I guess I don’t know.
I’ll tell one more story about my experience of the Tet Offensive… My company had set up a command center in one of the Saigon neighborhoods. From there we ran daily patrols. Late one afternoon a young Vietnamese man showed up seeking medical attention. His head was covered in blood and he had a deep laceration in his scalp. He didn’t speak much English but we assumed the wound was from shrapnel or a bullet graze.

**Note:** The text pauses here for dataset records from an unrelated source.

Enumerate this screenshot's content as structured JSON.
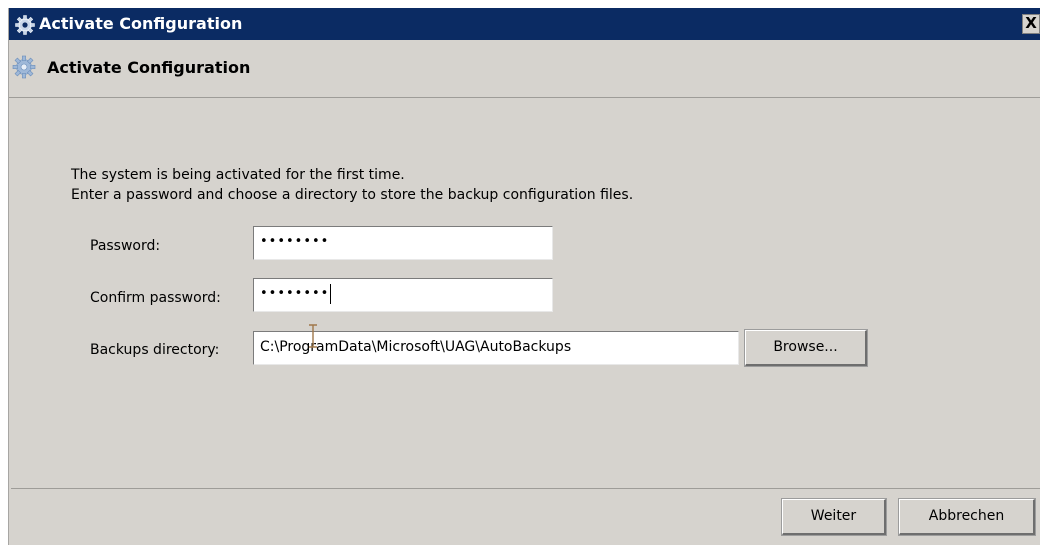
{
  "window": {
    "title": "Activate Configuration",
    "close_label": "X"
  },
  "header": {
    "title": "Activate Configuration"
  },
  "content": {
    "line1": "The system is being activated for the first time.",
    "line2": "Enter a password and choose a directory to store the backup configuration files.",
    "password_label": "Password:",
    "password_value": "••••••••",
    "confirm_label": "Confirm password:",
    "confirm_value": "••••••••",
    "backups_label": "Backups directory:",
    "backups_value": "C:\\ProgramData\\Microsoft\\UAG\\AutoBackups",
    "browse_label": "Browse..."
  },
  "footer": {
    "next_label": "Weiter",
    "cancel_label": "Abbrechen"
  },
  "colors": {
    "titlebar": "#0b2b63",
    "dialog_background": "#d6d3ce"
  },
  "icons": {
    "title": "gear-icon",
    "header": "gear-icon"
  }
}
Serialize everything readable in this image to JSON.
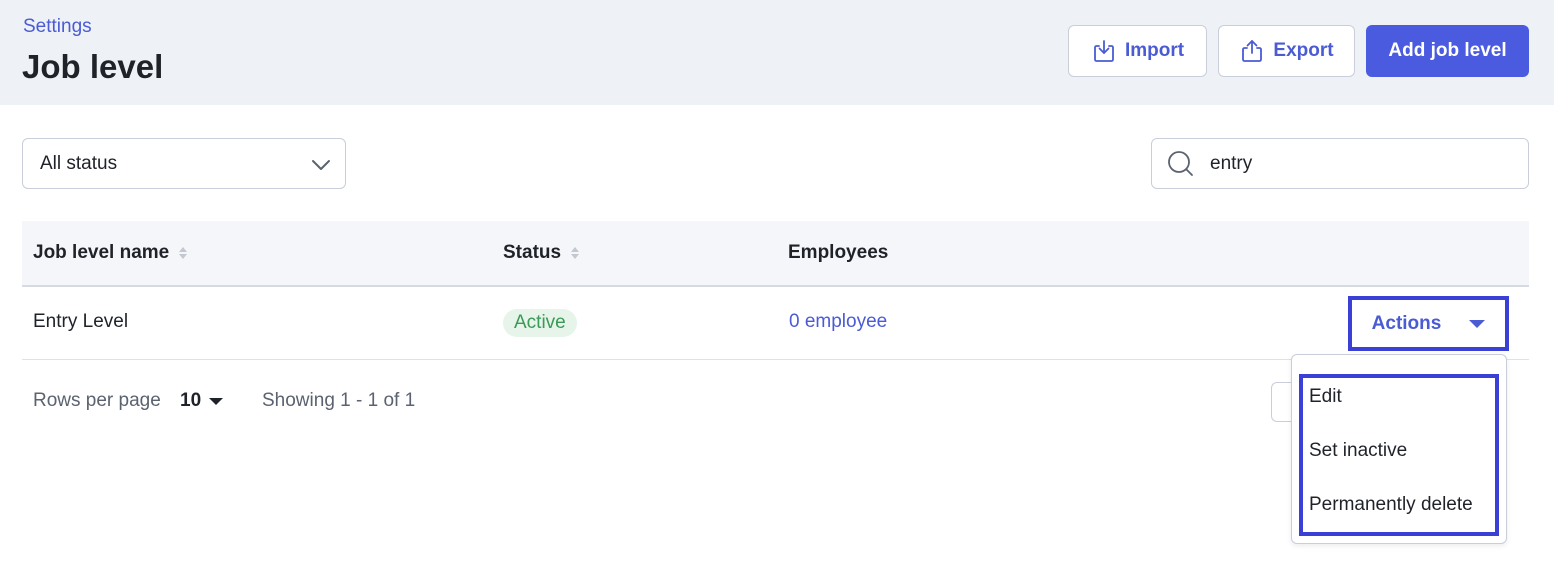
{
  "header": {
    "breadcrumb": "Settings",
    "title": "Job level",
    "import_label": "Import",
    "export_label": "Export",
    "add_label": "Add job level"
  },
  "filters": {
    "status_value": "All status",
    "search_value": "entry"
  },
  "table": {
    "columns": [
      "Job level name",
      "Status",
      "Employees"
    ],
    "rows": [
      {
        "name": "Entry Level",
        "status": "Active",
        "employees": "0 employee",
        "actions_label": "Actions"
      }
    ]
  },
  "footer": {
    "rows_per_page_label": "Rows per page",
    "rows_per_page_value": "10",
    "showing": "Showing 1 - 1 of 1"
  },
  "actions_menu": {
    "items": [
      "Edit",
      "Set inactive",
      "Permanently delete"
    ]
  },
  "colors": {
    "accent": "#4a5bd4",
    "primary_button": "#4a5be0",
    "highlight_border": "#3a3fd6",
    "active_badge_bg": "#e6f4ea",
    "active_badge_text": "#3a9a56"
  }
}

We figured he had been in the wrong place at the wrong time. So the medics brought him into the aid tent and started patching his injury.
Next thing we hear is a woman screaming. There is a young Vietnamese woman standing at the camp perimeter yelling and pointing at the aid tent. She is pointing to our bloody young man. In her hand she is carrying a huge cast-iron frying pan. She was the one who had inflicted the wound. She was in a mood to finish the job. She was not going to be satisfied until she had humpty-dumptied his skull. I have no idea what this guy had done to get her this riled. But she wanted blood... and maybe even a brain.
To this day I’m still amazed by this entire incident. In the middle of the chaos that was Tet, these two people decided to start a private war. I guess if the world is in collapse around you, a skillet on the skull can seem like an appropriate response.